Você sabe que eu também não viveria sem você, e que eu não gosto falar nisso. E você sabe que só tem uma coisa que pode separar a gente, não sabe? Então. – falou Natália, com a voz levemente tristonha
– Eu sei amor, eu sei. A morte seria a única e exclusiva culpada. – afirmou Pablo. – Eu quero lhe fazer uma proposta.
– Uma proposta? Que tipo de proposta? – disse Natália, levantando uma de suas sobrancelhas.
– Não é bem uma proposta, é mais uma promessa. Um juramento. – Pablo respirou fundo. – Quero que você prometa que, se algum de nós dois morrer, o outro tem que morrer junto.
O silêncio atacou brutalmente a sala. Só se ouvia a respiração ofegante de Natália. Só se via o olhar de apreensão de Pablo. Natália então deu sinal de vida:
– Mas amor...
– Você acha que não seria capaz de se matar caso eu morresse primeiro? Ou você não quer mesmo aceitar a minha proposta? – questionou Pablo.
– Não é isso, é que... nossa, eu não esperava por uma coisa dessas. Desde quando você já vinha pensando nisso?
– Desde quando eu comprei isso:
Pablo tirou do bolso dois fracos de algo que aparentava ser veneno. Escrito com uma caneta hidrográfica, havia o nome de cada um nos frascos.
– Esse eu bebo caso você morra. – Ergueu o frasco contendo o seu nome. – Esse você bebe caso eu morra. – E estendeu o braço para que sua amada pegasse o frasco com o nome Natália.
Natália relutou em pegar; ficou indecisa. Mas, eles já haviam feito tantas promessas, eles se amavam tanto...
– Espero que nenhum de nós dois tenhamos que tomar isso, senhor Pablo. – disse Natália, dando um leve sorriso e pegando o frasco.
– Ah é, senhorita? E como você espera que nenhum de nós deixe de tomar o veneno? Vamos viver para sempre? – caçoou Pablo.
– Não, mas vamos viver juntos até a velhice, e vamos morrer dormindo, abraçadinhos. – Falou Natália, segurando a mão de Pablo.

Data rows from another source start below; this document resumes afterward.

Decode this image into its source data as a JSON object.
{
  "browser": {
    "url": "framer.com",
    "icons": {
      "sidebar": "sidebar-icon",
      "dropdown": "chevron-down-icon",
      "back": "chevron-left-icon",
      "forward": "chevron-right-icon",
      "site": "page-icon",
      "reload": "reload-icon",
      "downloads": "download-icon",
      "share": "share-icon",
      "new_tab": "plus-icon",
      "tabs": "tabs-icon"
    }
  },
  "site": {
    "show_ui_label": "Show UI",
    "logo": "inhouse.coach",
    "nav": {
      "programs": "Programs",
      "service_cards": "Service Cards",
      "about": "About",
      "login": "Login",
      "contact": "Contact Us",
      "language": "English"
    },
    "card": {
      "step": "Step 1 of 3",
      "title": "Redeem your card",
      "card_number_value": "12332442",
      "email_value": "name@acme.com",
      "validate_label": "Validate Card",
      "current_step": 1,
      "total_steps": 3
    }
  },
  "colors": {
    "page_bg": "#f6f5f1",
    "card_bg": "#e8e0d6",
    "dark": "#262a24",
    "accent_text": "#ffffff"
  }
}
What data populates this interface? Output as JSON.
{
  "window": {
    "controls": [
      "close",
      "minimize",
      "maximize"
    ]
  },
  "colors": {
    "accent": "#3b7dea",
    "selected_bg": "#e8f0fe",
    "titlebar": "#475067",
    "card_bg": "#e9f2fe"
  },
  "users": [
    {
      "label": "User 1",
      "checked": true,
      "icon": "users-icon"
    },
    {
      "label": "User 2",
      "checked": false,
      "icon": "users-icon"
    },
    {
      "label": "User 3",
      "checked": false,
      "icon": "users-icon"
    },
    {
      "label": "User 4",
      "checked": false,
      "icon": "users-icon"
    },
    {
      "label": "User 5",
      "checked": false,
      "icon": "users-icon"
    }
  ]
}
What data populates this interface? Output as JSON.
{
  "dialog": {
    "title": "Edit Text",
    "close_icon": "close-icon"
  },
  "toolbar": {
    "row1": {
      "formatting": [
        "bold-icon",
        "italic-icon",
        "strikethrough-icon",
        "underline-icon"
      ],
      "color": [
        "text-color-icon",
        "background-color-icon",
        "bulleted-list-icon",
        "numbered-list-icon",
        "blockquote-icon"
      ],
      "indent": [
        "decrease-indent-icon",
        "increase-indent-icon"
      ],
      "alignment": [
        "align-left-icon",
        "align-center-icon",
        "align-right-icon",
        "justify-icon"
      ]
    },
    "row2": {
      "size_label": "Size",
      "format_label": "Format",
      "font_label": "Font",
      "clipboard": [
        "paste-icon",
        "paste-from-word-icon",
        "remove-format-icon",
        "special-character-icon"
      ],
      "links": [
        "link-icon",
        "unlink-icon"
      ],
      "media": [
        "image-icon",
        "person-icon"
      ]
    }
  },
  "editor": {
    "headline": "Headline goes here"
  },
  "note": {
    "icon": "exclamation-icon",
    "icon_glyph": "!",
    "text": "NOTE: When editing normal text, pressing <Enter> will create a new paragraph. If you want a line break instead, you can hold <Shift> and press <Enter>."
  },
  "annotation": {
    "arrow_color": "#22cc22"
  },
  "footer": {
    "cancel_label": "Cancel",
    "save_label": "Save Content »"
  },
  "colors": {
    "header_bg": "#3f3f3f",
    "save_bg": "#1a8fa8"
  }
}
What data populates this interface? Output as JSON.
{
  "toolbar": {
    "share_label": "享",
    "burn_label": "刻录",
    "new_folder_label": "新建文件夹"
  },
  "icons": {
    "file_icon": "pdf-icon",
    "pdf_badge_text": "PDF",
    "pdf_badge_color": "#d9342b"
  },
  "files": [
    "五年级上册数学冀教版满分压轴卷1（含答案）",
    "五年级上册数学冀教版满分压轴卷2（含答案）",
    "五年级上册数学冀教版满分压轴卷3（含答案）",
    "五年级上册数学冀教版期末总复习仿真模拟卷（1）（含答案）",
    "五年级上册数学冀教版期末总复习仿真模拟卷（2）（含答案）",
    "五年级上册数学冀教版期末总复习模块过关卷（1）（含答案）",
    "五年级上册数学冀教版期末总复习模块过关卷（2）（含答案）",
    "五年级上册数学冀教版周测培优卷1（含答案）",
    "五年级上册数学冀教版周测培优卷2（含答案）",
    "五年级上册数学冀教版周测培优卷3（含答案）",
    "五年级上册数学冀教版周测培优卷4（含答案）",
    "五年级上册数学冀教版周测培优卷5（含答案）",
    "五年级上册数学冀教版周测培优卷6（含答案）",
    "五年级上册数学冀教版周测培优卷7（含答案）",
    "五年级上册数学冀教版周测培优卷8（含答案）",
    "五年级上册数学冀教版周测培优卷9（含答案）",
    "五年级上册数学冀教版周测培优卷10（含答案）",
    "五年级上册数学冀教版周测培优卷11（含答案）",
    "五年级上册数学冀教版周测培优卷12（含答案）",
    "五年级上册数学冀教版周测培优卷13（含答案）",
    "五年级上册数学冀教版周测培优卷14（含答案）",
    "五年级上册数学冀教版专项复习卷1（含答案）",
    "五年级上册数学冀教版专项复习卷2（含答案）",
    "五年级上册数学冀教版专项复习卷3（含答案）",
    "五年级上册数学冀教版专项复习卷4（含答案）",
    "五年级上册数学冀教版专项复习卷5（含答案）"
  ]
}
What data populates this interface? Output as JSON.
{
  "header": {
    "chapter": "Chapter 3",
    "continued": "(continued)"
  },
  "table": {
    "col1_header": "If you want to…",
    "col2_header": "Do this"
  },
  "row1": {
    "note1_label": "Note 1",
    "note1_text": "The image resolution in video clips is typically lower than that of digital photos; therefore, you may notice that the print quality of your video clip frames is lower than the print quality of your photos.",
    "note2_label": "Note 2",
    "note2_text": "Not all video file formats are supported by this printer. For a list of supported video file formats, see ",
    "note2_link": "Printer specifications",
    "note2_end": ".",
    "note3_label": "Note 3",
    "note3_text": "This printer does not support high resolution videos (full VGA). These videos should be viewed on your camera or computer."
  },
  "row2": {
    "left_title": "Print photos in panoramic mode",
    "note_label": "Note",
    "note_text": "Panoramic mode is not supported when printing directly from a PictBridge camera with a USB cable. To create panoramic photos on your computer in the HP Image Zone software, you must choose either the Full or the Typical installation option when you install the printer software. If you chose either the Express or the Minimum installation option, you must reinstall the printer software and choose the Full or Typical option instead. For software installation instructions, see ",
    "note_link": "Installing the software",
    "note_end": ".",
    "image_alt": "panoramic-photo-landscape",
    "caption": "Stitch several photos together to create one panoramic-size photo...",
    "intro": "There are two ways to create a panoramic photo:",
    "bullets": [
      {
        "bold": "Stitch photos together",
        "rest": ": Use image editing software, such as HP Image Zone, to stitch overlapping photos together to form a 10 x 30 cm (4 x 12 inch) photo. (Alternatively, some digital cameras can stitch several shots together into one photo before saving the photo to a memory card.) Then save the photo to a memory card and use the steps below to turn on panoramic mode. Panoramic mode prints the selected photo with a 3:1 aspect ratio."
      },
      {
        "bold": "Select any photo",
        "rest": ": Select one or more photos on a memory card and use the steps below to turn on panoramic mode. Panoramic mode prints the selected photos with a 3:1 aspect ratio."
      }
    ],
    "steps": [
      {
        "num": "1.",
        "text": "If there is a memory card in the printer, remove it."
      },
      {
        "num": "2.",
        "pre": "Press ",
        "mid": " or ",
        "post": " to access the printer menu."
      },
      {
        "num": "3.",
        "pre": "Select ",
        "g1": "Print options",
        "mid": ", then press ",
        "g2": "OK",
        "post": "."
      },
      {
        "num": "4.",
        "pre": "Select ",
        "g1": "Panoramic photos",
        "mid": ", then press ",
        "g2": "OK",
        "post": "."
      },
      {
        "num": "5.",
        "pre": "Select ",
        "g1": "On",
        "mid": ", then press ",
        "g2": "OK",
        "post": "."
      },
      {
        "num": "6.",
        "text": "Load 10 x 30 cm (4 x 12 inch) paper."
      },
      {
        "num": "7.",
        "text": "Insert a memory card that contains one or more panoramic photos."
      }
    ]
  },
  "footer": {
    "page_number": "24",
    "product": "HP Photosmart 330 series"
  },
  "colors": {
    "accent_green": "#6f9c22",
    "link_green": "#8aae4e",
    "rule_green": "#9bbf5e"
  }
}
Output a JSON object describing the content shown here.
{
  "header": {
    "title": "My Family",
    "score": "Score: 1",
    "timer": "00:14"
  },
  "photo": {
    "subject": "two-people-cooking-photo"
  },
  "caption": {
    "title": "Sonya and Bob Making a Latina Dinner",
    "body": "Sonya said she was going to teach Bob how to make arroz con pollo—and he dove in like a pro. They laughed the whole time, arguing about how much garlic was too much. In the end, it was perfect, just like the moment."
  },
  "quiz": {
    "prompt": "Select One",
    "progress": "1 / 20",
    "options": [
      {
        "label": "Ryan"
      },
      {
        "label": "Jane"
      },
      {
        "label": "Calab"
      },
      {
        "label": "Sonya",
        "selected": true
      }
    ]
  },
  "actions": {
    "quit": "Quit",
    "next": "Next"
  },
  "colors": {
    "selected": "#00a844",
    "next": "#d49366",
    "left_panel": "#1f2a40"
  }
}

Os dois se beijaram e logo partiram para os amassos. Não demorou muito até que os dois estivessem fazendo sexo ali mesmo, em cima do sofá. Pablo sentiu mais uma vez aqueles lábios quentes, aquela pele de Natália que se arrepiava toda ao sentir sussurros em seu ouvido. Ele parou e deitou a cabeça nos seios da mulher de cabelo roxo, só para ouvir seu coração bater. Aquela foi uma longa batida e também uma longa noite.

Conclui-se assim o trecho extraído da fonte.